Hall and his coauthors found that prompting an model to adopt a neutral stance generated responses that users found less biased and that they considered to be higher quality. A Google LLM’s neutral answer to the death penalty question acknowledged uncertainty surrounding the issue and presented strong arguments from both sides. “There is no widespread consensus on this issue, and states remain divided on its use,” it concluded.

Responses like this were more likely to include words like “balance,” “careful,” “complex,” “sides,” and phrases like “careful consideration.” Users were more likely to trust more neutrally worded responses and said they were more likely to consider using the LLM that generated them.

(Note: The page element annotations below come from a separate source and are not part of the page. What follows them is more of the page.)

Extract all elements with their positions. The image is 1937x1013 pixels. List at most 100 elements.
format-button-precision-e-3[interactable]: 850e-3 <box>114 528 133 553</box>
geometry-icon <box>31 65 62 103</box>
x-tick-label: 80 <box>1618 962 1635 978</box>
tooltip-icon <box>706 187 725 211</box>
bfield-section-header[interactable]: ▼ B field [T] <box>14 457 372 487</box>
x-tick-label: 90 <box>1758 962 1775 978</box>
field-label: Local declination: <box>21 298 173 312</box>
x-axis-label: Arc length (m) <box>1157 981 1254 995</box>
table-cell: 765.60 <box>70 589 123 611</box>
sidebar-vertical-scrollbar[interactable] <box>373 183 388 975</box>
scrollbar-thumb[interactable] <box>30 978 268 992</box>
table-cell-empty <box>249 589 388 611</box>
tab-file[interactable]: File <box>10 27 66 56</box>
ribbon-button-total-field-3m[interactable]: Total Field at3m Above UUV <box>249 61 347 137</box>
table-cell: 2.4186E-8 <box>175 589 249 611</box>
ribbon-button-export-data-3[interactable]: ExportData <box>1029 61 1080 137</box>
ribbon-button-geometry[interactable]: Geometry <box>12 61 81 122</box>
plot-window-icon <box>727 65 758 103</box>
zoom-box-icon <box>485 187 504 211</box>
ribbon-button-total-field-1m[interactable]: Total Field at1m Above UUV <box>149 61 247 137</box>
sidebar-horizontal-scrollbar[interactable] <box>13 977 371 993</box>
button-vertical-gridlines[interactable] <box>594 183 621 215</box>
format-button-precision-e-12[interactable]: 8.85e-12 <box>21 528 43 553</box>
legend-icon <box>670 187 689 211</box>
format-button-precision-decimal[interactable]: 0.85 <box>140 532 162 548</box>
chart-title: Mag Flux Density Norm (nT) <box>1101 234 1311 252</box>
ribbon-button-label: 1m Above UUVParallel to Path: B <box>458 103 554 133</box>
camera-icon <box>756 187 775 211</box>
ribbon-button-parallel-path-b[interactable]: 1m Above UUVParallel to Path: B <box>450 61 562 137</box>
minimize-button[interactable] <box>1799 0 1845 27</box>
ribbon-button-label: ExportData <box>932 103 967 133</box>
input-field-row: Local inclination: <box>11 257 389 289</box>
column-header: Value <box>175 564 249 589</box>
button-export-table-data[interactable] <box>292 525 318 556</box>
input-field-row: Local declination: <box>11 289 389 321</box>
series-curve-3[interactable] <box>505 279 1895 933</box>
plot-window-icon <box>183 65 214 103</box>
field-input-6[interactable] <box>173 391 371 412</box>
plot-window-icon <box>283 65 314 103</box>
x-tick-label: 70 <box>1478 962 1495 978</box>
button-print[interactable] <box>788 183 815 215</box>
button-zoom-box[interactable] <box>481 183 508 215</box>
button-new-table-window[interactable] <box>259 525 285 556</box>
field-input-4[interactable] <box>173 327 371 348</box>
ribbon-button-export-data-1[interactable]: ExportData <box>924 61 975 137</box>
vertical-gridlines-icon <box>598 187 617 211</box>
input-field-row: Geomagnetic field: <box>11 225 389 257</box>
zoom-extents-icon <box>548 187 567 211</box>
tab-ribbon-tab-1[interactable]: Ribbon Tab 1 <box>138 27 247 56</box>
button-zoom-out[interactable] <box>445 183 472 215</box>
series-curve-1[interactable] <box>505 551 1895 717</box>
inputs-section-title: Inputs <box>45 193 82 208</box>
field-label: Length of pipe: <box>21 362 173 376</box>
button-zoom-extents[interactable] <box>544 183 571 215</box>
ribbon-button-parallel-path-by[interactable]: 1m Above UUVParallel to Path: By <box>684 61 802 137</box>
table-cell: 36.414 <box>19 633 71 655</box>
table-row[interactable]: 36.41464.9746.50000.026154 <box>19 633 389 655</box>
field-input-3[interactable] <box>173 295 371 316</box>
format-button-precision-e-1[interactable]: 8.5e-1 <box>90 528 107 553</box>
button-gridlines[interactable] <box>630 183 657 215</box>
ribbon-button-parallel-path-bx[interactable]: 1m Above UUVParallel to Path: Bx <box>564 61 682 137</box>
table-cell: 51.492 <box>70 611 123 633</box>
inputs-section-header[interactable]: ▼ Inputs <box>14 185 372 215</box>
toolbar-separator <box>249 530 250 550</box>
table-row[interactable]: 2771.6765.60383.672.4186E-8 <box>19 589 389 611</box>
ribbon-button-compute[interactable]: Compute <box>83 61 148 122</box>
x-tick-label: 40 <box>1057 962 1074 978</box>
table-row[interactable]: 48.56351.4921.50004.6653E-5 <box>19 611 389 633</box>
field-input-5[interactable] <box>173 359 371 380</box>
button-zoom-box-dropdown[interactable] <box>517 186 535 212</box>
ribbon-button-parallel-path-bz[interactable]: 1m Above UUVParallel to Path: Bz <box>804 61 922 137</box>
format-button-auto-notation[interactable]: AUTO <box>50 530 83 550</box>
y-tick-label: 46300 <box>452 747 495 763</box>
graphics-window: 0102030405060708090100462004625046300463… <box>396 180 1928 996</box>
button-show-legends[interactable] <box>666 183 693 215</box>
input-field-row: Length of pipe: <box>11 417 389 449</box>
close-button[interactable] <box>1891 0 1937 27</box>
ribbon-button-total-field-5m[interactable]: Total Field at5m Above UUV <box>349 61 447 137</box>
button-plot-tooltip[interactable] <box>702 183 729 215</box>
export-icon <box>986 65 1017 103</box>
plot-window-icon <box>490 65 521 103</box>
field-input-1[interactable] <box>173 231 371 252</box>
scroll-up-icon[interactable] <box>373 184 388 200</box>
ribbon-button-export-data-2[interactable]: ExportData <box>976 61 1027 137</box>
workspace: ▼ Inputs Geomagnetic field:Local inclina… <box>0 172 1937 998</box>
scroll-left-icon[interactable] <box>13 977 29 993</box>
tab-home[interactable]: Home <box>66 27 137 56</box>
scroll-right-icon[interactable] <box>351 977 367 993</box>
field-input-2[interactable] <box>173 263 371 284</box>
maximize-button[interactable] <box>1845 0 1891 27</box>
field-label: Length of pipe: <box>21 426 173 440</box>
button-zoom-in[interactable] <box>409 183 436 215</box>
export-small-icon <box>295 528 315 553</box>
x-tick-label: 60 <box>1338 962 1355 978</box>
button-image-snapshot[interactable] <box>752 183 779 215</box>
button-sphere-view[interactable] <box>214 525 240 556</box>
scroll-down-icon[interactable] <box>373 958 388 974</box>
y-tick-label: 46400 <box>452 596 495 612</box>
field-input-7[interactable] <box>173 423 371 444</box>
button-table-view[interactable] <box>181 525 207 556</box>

Hall acknowledges that relying on users’ perceptions to measure political slant has some weaknesses, particularly as the line between facts and opinions gets fuzzy. What users think is neutral may not always be factually correct; what is factually correct may not always be perceived as neutral. On the other hand, “things we think are facts today may not be facts tomorrow and vice versa,” he says. And not all facts can be presented with neutrality or uncertainty. “There are certain issues that are either matters of fact or matters of principle that may need to outweigh perceptions of slant.” Neutrality, he says, is “not a panacea.”

In their future work, Hall and his coauthors plan to evaluate perceptions of slant on a variety of prompts and answers that are designed to touch on issues where the facts are clear. “One possibility is that simply adopting the tone of, ‘I’ll just tell you facts,’ will be perceived as bias,” he says.

Spin-Free Zones?

By veering toward a neutral stance, however, LLMs could inadvertently reinforce the status quo — which is, in its own way, a kind of slant that could alienate some users. “There’s no clean solution to this,” Hall says. He advises that AI companies consider which values they consider non-negotiable and which they’re willing to express neutrality around.

Another possibility is that companies could create different LLMs to mimic differing political views. “That seems like a good idea because it lowers the stakes and no company is seen as dictating values to everyone. Instead, you have a choice and you feel less coerced,” Hall says. Yet this would undoubtedly feed into concerns that we’re trapped in online echo chambers that reinforce our values rather than represent a multiplicity of views. “Is it a good or bad thing that the AI you choose because it represents your values only tells you things you already believe?” Hall asks.

Ultimately, Hall hopes that AI companies will use an approach similar to the one demonstrated in this paper to evaluate their models and adjust them as political norms change. For now, however, it’s too expensive to run massive surveys like this regularly.

Yet AI models could help solve that problem. Companies could periodically survey small groups of users and train AIs to learn from their responses and test LLMs. “You can’t use an AI to predict user perceptions accurately right now,” he says. That could change, and it could help LLMs reflect current cultural and political norms — if we trust the models (and the people who design them) to listen to their users.